As outcry has increased, NSO has been working to improve its image. The organization released a transparency report last year detailing how Pegasus is licensed, which underlined that Pegasus “is not a mass surveillance technology, and only collects data from the mobile devices of specific individuals, suspected to be involved in serious crime and terror.” The Israeli government regulates Pegasus, with an export license required before NSO can sell Pegasus to a new customer; the company claims to only license the software to governments after investigating their intentions.

“NSO continues to evolve as a company and improve its technological and contractual safeguards, customer vetting process and ability to investigate misuse,” Ariella ben Abraham, an NSO spokesperson, said during a sit down interview with POLITICO earlier this month. “We believe there is no other alternative to prevent terror and crime, and we continue to call for global regulation.”

NSO has also claimed that Pegasus cannot be used to target American phone numbers. This does not stop the targeting of Americans using foreign numbers.

As NSO fights back, government officials are not the only individuals in the crosshairs, and journalists, dissidents and their family members are among other targets of spyware. The Guardian and more than a dozen other media outlets reported last year that 50,000 phone numbers may have been targeted by governments using Pegasus since 2016, including a number of journalists and pro-democracy activists along with suspected criminals.

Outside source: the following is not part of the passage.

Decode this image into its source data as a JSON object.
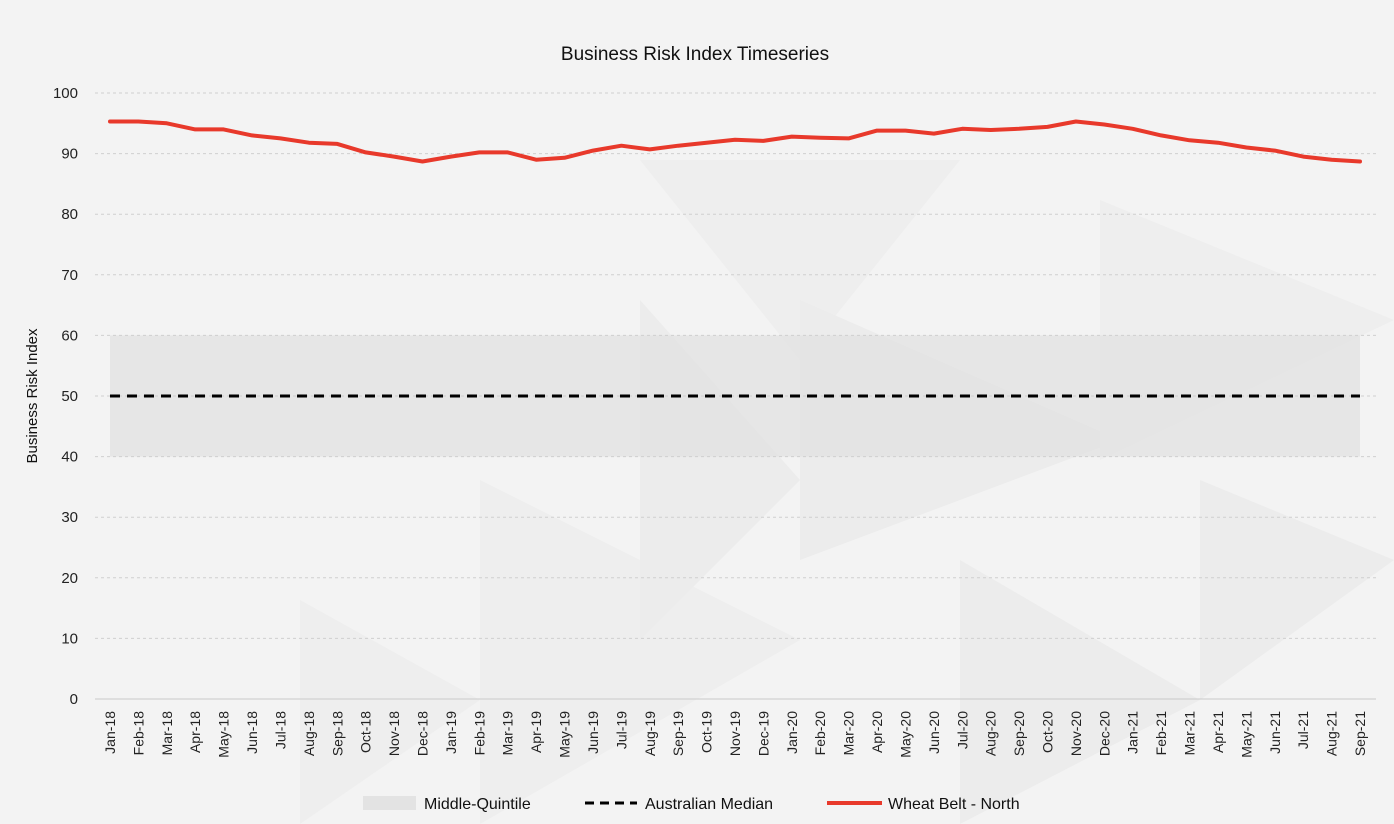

A consortium of 90 human rights groups, including Amnesty International and Human Rights Watch, urged top EU officials last year to sanction NSO Group due concerns over human rights abuses.

“Is there a global fairness that requires that every country in the world have the ability to hack the head of state of every country? That sounds to me like a terrifying outcome,” said John Scott-Railton, a senior researcher at Citizen Lab. “Seems like it will make us all less secure and less safe, but that’s exactly the road that NSO has set us on.”